这两个命令来监控MongoDB的运行情况。这两个命令对于我们处理MongoDB数据库变慢等等问题非常有用，能详细的统计MongoDB当前的状态信息。除此之外，还可以用db.serverStatus()、db.stats()、开启profile功能通过查看日志进行监控分析。

一、mongotop

mongotop用来跟踪MongoDB的实例，提供每个集合的统计数据。默认情况下，mongotop每一秒刷新一次。

./bin/mongotop --help

View live MongoDB collection statistics.

Options:

--help 显示帮助信息

-v [ --verbose ] be more verbose (include multiple times

for more verbosity e.g. -vvvvv)

--quiet silence all non error diagnostic

messages

--version 版本号

-h [ --host ] arg 主机地址( /s1,s2 for sets)

--port arg 服务端口,也可以使用 --host hostname:port

--ipv6 开启IPV6，默认关闭

-u [ --username ] arg 用户名

-p [ --password ] arg 密码

--authenticationDatabase arg user source (defaults to dbname)

--authenticationMechanism arg (=MONGODB-CR)

authentication mechanism

--gssapiServiceName arg (=mongodb) Service name to use when authenticating

using GSSAPI/Kerberos

--gssapiHostName arg Remote host name to use for purpose of

GSSAPI/Kerberos authentication

--locks 查看数据库锁的情况

如:

ns total read write

User.User.user 0ms 0ms 0ms

User.system.indexes 0ms 0ms 0ms

......

输出字段说明：

ns：数据库命名空间，后者结合了数据库名称和集合。

db：数据库的名称。名为 . 的数据库针对全局锁定，而非特定数据库。

total：mongod在这个命令空间上花费的总时间。

read：在这个命令空间上mongod执行读操作花费的时间。

write：在这个命名空间上mongod进行写操作花费的时间。

二、mongostat

它每秒钟刷新一次状态值，提供良好的可读性，通过这些参数可以观察到一个整体的性能情况。

./bin/mongostat --help

View live MongoDB performance statistics.

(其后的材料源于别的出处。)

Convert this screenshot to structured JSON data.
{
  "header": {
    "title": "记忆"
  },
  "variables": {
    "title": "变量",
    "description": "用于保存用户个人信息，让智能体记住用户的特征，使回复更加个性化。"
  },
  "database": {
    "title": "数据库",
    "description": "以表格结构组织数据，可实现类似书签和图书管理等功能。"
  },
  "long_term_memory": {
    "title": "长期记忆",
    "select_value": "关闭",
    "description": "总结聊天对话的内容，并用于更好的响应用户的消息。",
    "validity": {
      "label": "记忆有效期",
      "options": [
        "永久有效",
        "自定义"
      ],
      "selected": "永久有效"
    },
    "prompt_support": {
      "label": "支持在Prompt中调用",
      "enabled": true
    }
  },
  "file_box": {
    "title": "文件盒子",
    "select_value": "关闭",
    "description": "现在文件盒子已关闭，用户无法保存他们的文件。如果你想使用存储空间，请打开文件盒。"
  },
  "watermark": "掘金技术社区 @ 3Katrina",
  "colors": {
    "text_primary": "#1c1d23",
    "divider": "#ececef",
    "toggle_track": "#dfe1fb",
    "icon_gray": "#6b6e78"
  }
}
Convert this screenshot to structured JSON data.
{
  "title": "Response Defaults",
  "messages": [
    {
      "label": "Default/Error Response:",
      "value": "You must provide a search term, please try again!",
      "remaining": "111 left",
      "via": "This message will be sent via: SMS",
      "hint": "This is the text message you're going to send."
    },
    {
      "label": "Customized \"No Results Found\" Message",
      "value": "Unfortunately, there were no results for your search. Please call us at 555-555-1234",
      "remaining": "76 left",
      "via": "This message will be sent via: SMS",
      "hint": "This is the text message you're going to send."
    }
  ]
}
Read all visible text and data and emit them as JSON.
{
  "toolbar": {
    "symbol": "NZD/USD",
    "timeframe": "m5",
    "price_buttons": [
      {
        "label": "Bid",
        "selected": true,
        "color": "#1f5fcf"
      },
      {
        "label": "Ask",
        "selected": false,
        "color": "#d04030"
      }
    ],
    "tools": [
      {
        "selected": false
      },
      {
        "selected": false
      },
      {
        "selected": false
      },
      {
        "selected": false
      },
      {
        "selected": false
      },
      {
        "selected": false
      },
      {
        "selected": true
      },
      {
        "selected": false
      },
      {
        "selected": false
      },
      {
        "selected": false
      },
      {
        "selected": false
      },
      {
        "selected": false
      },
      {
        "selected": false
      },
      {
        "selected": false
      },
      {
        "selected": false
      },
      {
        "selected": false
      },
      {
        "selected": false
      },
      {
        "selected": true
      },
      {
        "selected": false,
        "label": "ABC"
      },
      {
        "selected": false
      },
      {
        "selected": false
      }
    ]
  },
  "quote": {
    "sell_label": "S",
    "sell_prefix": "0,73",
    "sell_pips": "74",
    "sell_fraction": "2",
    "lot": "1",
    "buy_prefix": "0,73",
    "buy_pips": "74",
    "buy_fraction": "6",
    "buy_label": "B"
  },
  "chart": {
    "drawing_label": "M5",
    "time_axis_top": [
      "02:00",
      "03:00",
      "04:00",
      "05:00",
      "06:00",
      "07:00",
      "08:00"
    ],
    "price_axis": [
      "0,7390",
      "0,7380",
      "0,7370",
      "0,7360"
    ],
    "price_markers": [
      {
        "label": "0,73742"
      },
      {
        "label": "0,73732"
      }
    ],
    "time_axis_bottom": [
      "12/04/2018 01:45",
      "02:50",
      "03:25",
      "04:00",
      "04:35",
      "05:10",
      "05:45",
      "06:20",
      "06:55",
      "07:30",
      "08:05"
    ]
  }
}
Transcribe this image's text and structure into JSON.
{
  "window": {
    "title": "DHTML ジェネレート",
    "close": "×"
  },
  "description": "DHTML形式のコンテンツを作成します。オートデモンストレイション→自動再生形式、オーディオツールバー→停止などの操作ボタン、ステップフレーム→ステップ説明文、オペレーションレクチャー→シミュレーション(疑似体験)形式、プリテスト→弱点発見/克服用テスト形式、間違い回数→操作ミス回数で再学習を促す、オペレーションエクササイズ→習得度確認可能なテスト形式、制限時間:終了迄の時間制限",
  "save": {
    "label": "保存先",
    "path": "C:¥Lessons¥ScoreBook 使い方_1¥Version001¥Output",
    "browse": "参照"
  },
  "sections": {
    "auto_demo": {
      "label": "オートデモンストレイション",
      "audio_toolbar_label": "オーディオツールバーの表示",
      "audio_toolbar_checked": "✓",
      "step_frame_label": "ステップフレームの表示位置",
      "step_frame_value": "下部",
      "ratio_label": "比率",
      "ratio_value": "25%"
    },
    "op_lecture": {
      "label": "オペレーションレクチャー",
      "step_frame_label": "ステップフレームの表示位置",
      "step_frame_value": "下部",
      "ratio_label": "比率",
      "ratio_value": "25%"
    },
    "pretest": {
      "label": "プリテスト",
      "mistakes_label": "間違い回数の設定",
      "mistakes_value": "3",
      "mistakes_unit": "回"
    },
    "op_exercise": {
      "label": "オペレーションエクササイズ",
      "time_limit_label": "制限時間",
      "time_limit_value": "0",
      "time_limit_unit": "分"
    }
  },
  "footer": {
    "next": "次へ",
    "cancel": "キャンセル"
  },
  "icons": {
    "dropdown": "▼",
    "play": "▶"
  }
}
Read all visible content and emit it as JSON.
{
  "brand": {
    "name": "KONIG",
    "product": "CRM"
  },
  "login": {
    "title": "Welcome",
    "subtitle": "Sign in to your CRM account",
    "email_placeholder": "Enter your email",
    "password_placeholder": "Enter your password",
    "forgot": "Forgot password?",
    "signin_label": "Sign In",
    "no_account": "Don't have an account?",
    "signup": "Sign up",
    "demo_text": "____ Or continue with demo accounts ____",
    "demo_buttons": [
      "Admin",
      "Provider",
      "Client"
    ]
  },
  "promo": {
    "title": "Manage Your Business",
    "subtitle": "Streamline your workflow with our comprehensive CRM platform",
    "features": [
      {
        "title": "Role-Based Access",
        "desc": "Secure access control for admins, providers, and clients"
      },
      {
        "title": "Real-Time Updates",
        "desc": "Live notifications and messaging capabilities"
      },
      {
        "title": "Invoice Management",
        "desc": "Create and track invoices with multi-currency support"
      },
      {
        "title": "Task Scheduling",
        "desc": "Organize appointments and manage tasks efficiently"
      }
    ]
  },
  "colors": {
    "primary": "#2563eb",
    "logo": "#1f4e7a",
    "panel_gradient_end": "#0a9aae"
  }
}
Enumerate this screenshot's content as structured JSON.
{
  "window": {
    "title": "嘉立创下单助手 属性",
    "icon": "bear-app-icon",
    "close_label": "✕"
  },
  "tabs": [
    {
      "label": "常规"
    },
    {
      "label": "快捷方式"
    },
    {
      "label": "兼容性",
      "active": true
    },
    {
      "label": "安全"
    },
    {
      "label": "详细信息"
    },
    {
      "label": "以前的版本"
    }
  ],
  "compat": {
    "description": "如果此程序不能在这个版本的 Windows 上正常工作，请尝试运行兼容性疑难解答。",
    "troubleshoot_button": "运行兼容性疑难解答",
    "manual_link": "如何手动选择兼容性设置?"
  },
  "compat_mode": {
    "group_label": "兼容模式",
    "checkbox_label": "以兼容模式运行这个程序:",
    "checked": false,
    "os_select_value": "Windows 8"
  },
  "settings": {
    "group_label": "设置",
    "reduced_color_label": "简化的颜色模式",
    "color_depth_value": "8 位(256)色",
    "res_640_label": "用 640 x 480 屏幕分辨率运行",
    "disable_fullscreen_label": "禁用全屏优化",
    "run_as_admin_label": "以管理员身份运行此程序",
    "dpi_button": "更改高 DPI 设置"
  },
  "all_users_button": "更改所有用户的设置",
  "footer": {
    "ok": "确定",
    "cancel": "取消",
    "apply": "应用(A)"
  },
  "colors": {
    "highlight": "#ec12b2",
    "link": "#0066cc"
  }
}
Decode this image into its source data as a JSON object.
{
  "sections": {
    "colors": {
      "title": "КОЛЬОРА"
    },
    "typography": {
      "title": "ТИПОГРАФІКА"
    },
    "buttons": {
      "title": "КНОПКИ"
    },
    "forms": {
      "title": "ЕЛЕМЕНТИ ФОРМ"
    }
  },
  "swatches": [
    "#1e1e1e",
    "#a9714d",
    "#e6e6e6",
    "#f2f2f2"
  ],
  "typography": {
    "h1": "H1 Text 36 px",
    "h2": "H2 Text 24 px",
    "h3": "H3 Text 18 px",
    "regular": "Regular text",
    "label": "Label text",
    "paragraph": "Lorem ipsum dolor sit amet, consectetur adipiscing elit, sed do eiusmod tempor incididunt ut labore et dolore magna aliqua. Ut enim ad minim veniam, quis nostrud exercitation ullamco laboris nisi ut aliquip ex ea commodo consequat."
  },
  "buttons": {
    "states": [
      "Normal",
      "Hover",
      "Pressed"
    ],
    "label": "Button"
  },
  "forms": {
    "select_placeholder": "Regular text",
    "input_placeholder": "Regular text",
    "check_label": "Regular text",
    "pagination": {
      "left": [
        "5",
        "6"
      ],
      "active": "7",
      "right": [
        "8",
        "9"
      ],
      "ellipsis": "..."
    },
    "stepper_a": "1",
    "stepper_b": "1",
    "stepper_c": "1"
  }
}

usage: mongostat [options] [sleep time]

sleep time: time to wait (in seconds) between calls

Options:

--help produce help message

-v [ --verbose ] be more verbose (include multiple times

for more verbosity e.g. -vvvvv)

--quiet silence all non error diagnostic

messages

--version print the program's version and exit

-h [ --host ] arg mongo host to connect to (

name>/s1,s2 for sets)

--port arg server port. Can also use --host

hostname:port

--ipv6 enable IPv6 support (disabled by

default)

-u [ --username ] arg username

-p [ --password ] arg password

--authenticationDatabase arg user source (defaults to dbname)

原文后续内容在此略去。